During the late fifties, an Australian livestock specialist summarized the results of a multi-year pasture study involving three cattle ranches. The weaning weight of the calves on one ranch consistently outweighed those from adjacent ranches by 70 to 100 pounds per head. The differences inweaning weights could not be explained by variability associated with breeds, dates of calving, soil types, forage species, etc. However, the reancher with the heavier calves practiced "topping" his pastures. This practice was the only variable identified that might explain the variation in weaning weights. Topping was explained as clipping the pasture with a rotary mower at early heading to prevent further flower stalk development. If flowering stems are not consumed prior to seed head emergence, they become woody and unpalatable.
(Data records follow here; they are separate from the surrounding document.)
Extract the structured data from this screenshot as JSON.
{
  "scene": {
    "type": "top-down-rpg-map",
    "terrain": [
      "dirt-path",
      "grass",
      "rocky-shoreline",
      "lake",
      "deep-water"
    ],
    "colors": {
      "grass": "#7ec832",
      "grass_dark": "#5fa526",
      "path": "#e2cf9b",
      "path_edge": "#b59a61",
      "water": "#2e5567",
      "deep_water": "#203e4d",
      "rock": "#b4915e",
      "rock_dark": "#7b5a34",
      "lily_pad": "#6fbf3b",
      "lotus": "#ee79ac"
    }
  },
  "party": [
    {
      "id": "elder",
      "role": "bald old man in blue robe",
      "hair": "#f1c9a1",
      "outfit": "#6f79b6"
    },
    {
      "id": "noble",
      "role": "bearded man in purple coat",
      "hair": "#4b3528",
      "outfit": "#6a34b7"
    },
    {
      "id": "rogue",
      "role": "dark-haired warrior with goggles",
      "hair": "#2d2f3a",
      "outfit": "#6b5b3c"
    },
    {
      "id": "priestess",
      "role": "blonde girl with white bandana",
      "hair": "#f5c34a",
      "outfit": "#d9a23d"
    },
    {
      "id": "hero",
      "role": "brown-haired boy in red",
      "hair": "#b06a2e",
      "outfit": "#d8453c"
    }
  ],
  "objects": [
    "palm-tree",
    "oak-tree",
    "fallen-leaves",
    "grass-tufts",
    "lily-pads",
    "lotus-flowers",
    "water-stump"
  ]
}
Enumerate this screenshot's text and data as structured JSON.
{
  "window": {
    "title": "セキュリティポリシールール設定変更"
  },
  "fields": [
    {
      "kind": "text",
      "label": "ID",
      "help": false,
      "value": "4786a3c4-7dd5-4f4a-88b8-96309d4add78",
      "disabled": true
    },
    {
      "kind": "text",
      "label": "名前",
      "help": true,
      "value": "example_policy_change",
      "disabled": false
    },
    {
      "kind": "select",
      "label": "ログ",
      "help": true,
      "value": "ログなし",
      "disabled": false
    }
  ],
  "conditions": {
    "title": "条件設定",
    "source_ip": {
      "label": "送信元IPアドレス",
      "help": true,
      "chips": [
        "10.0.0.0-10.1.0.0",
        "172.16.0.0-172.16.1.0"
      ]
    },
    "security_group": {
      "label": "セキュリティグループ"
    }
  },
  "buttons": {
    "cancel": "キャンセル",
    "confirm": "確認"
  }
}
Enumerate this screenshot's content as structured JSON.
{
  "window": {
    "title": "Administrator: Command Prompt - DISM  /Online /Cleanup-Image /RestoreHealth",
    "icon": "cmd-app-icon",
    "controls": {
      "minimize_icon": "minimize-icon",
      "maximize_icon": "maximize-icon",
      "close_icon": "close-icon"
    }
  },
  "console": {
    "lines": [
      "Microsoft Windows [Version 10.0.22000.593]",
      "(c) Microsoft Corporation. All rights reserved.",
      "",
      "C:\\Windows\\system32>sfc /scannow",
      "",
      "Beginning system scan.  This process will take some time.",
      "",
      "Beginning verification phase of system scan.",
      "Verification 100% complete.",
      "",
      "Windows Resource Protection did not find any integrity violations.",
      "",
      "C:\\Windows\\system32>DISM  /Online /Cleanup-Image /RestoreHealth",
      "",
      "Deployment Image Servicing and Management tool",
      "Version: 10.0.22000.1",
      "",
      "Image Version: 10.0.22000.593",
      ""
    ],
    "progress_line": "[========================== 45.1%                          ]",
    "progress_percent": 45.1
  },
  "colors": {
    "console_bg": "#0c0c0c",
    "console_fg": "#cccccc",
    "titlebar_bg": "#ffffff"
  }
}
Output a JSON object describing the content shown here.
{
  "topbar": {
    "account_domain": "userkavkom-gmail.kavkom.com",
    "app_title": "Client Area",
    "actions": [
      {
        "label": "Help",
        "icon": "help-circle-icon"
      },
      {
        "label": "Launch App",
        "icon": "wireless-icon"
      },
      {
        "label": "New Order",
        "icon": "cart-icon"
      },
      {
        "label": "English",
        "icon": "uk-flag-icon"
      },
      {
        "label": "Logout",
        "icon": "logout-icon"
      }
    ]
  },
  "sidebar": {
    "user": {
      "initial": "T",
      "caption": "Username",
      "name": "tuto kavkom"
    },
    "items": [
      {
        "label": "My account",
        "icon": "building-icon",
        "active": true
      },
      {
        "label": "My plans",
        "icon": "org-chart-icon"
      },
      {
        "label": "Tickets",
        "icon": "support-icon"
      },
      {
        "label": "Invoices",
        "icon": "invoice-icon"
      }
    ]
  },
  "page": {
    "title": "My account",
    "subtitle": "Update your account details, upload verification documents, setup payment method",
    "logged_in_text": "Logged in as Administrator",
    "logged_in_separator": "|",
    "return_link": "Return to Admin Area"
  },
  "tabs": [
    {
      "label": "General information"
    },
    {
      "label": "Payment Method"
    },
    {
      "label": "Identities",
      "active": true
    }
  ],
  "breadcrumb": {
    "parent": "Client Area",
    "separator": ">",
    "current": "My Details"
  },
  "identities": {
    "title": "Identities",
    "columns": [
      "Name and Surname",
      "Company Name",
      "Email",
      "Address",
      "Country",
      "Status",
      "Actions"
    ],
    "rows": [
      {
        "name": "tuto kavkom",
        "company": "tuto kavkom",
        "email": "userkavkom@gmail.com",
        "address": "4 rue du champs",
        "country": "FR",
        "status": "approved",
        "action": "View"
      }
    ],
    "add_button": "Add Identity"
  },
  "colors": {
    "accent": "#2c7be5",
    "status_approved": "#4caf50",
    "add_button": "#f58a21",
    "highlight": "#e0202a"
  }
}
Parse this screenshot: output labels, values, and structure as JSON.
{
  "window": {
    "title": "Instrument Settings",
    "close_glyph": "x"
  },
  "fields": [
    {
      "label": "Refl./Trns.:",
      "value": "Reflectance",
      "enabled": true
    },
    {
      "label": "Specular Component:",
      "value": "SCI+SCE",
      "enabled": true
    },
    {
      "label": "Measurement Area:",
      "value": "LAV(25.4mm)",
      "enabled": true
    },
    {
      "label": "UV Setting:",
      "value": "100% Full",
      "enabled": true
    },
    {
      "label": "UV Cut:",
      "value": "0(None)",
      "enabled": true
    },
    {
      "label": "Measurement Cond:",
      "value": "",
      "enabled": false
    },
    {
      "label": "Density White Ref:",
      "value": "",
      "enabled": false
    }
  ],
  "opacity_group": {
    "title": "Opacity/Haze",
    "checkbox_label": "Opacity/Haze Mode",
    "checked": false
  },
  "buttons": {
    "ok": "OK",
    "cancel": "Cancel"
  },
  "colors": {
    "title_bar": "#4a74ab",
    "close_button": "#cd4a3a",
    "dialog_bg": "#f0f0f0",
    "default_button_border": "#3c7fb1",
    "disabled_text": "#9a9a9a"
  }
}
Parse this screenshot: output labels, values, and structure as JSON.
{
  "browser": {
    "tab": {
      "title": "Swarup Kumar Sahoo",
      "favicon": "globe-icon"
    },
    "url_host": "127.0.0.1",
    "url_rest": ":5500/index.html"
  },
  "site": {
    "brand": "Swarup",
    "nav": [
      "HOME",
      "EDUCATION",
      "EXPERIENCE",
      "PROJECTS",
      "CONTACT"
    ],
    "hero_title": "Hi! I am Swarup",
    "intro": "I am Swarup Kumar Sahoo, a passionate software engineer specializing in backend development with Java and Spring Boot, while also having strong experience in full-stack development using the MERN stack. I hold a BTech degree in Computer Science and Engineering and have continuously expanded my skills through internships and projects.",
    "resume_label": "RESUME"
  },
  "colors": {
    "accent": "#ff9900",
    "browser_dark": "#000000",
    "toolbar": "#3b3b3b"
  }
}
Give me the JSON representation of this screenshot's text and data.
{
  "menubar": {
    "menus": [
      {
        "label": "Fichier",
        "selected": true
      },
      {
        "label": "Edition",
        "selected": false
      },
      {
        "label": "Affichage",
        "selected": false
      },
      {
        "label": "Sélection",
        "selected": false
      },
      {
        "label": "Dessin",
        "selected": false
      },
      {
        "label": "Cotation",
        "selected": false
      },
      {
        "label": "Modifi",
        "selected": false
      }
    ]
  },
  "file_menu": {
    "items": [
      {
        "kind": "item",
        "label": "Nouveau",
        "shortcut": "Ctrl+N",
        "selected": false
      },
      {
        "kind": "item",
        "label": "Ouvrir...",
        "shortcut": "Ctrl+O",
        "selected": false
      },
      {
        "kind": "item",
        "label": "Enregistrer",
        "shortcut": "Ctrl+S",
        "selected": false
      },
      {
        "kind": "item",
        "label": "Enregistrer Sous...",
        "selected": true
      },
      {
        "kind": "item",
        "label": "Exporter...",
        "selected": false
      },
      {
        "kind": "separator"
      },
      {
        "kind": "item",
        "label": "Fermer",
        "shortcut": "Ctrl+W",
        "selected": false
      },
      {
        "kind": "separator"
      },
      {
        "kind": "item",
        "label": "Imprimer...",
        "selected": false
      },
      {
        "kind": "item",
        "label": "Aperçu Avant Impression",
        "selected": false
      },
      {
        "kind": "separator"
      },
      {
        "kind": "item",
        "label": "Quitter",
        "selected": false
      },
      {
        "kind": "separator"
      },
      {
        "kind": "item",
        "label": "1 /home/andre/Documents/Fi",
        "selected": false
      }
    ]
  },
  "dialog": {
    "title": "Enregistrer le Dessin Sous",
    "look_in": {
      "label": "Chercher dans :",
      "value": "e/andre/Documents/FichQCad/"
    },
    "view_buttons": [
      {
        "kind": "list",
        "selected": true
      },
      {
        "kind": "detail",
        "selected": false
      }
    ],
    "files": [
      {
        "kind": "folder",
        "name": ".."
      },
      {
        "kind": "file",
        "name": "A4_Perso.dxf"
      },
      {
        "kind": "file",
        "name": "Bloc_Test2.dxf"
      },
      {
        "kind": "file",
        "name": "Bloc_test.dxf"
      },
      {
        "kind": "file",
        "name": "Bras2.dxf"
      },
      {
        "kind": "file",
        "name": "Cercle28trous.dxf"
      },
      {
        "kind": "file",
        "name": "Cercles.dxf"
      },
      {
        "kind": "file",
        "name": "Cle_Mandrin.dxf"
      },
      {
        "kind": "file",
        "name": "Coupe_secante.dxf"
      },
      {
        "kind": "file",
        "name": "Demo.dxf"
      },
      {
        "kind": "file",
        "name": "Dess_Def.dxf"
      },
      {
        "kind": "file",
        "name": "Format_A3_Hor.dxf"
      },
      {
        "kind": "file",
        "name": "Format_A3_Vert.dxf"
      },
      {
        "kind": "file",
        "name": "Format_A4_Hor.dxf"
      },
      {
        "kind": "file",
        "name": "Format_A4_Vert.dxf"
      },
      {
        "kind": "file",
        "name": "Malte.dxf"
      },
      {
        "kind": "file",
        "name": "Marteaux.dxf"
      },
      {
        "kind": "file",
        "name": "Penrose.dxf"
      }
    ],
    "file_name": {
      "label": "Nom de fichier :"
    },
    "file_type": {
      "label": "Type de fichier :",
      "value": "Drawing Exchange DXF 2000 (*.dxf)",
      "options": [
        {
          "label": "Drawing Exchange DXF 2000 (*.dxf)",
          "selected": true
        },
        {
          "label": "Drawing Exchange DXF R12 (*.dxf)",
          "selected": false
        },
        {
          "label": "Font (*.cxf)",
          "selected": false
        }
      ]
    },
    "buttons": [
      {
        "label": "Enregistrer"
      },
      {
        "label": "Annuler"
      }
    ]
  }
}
With timely clipping, while the grass is still palatable, livestock will readily consume the residues.
How does topping relate to the variation in weaning weight? Grass physiologists have shown that disruption of seed head development triggers production of new shoots (aftermath) from basal buds in crown tissue. Timely, topping of pastures results in earlier aftermath production. The lush aftermath provided a higher quality ration than was available on the adjacent ranches.
In summary, the nurse cow gained a two-fold benefit from the above practice; they consumed flowering stems that would otherwise been rejected, and they enjoyed a higher quality mid-summer ration comprised of lush aftermath shoots.